Bei dem Kühlschiff CAP TRIUNFO war das Suchen des Weges noch ein bisschen komplizierter. Im August 2001 lud das Schiff in Südamerika Bananen für Italien. Auf der Reise erhielt der Kapitän die Order, die Bananen nach St. Petersburg zu bringen. Das akzeptierte er, wenn er auch die dafür nötigen Seekarten nicht an Bord hatte. Er bestellte sie für Skagen, wo er sie nicht bekam. Die für den Öresund bekam er rechtzeitig, die für das schwierige Seegebiet Golf von Finnland aber nicht.










Einfahrt in den Hafen Sassnitz-Mukran





Er tat das, was er nicht durfte: Er setzte die Reise fort und befahl dem Zweiten Offizier, provisorische Karten zu zeichnen. Der versuchte dies mit Hilfe des Katalogs der Seekarten der Britischen Admiralität. Wie schon bei dem später zu beschreibenden Seeunfall der Rostocker KÄTHE NIEDERKIRCHNER ging das schief. Am 5. September 2001 lief der „Bananendampfer“ auf Grund. Die Bergung des Schiffes und die Reparatur kosteten eine Million US-Dollar. Die Unsitte, ohne die erforderlichen Seekarten zur See zu fahren, stirbt einfach nicht aus.

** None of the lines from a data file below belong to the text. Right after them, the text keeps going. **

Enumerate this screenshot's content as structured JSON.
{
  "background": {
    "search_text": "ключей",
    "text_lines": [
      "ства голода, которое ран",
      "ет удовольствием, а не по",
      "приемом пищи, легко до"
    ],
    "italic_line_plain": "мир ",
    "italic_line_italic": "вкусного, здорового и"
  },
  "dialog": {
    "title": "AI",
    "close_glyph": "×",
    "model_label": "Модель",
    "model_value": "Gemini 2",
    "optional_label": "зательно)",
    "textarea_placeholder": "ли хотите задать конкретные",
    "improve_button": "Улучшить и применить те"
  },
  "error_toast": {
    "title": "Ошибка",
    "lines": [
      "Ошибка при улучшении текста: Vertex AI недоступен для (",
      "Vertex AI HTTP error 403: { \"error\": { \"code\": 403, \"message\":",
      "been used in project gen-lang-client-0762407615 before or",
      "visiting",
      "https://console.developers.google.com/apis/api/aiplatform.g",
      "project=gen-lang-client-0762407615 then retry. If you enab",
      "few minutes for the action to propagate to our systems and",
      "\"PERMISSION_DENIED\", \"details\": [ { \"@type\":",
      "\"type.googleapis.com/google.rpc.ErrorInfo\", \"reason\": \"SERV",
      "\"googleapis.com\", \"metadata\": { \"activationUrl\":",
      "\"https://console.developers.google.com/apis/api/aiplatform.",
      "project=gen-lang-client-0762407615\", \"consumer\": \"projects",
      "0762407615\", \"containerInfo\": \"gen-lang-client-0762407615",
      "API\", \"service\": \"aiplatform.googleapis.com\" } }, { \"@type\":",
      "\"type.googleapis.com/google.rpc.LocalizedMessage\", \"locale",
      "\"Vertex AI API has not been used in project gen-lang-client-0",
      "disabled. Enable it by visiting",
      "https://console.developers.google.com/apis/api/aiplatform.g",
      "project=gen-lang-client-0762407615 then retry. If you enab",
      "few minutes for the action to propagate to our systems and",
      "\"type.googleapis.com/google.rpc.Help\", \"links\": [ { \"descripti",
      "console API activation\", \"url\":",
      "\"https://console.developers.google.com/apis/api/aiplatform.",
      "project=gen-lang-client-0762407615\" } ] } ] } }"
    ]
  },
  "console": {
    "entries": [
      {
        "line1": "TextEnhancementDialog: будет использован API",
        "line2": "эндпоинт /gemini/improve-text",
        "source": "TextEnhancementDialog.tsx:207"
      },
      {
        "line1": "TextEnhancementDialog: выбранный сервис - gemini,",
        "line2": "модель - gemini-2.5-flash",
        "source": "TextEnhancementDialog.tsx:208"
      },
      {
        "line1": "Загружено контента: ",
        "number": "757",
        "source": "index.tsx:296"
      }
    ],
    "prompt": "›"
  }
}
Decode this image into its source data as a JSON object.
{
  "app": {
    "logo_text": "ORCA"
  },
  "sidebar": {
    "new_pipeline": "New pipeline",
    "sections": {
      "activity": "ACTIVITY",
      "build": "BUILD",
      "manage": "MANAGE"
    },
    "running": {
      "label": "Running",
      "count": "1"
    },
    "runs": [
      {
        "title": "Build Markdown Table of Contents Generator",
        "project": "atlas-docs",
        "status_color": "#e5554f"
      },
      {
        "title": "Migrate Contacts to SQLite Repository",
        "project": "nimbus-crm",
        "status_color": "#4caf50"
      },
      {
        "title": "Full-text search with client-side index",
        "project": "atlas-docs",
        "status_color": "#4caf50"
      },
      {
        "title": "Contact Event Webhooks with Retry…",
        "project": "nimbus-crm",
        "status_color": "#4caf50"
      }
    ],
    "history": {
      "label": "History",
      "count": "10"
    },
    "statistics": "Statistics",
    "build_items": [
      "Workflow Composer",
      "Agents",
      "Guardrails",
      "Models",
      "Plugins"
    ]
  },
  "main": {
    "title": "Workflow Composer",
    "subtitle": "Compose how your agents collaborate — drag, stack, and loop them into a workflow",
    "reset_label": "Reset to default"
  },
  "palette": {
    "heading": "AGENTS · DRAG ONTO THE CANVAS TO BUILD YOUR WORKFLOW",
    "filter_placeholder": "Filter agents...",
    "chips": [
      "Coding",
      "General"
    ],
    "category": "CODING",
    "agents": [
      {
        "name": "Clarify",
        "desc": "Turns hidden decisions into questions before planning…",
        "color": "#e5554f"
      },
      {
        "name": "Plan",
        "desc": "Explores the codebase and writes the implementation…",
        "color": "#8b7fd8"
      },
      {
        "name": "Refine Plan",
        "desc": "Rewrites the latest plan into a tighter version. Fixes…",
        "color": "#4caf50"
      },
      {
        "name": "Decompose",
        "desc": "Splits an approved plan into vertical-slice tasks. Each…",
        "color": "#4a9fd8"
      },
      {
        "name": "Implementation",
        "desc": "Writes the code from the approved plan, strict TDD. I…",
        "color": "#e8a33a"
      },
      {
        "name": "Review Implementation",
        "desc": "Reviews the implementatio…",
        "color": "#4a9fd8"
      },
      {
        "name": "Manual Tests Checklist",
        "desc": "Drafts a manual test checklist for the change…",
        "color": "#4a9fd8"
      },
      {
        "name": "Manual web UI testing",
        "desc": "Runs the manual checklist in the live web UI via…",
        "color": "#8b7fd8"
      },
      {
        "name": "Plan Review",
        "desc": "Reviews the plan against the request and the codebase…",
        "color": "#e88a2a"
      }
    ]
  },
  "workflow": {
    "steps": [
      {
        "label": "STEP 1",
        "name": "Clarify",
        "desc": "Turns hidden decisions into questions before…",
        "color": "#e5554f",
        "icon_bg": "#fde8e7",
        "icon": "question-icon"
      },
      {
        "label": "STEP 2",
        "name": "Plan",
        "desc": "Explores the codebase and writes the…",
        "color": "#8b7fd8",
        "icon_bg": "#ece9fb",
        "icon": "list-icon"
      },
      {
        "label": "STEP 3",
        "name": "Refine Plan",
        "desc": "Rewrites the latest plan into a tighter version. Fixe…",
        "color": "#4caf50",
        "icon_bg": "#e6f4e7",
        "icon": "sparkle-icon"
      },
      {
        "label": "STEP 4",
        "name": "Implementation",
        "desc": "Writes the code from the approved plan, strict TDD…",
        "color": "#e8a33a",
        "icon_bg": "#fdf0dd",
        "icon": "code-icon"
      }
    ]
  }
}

Das galt auch für den Kapitän eines Frachters, der nach Stralsund wollte. Die Online-Ausgabe der Deutschen Schiffahrts-Zeitung THB meldete am 6. Juni 2012:







Frachter-Kapitän fuhr auf Sicht nach Stralsund - 06. 06. 12









Samstag, 02. Juni 2012





Lediglich auf Sicht und ohne Seekarte hat der Kapitän eines Frachtschiffes den Hafen von Stralsund angesteuert. Wie die Wasserschutzpolizei mitteilte, stellten Angehörige der Behörde am Vortag bei einer Kontrolle fest, dass der unter der Flagge von Gibraltar fahrende Frachter keine Seekarten für den Bereich Rügen-Stralsund an Bord hatte. Dem Kapitän sei daraufhin mitgeteilt worden, dass er den Hafen erst verlassen dürfe, wenn er sich mit aktuellem Kartenmaterial eingedeckt habe

.



Gelegentlich war jedoch nicht das Fehlen einer Seekarte schuld an der Orientierungslosigkeit des Kapitäns. Am 15. Juli 1982 berichtete das britische Schifffahrtsmagazin FAIRPLAY, dass eines Kapitäns Orientierungslosigkeit fast eine Meuterei ausgelöst hätte, als er sich mit seinem Schiff auf der Reise von Le Havre nach Großbritannien befand. Die Besatzung war außer sich, weshalb die Behörden eingreifen mussten. Die Besatzung wurde befragt. Es gab eine ganze Reihe unterschiedlicher Antworten, aber alle waren sich darin einig, dass das Schiff nach Portsmouth bestimmt war. Nur der Kapitän war anderer Meinung. Er sagte, dass er den Kurs nach Plymouth in die Karte eingetragen hätte. Als man ihm sagte, dass die Besatzung der Meinung war, dass das Schiff für Portsmouth bestimmt sei, antwortete er: „Oh ja, ich verwechsle immer die beiden.“



Auch bei dem folgenden Beispiel hielt sich der Schiffsführer nicht an den von den Amerikanern aufgeführten Grundsatz:

Ein guter Navigator sammelt Informationen von jeder zur Verfügung stehenden Quelle.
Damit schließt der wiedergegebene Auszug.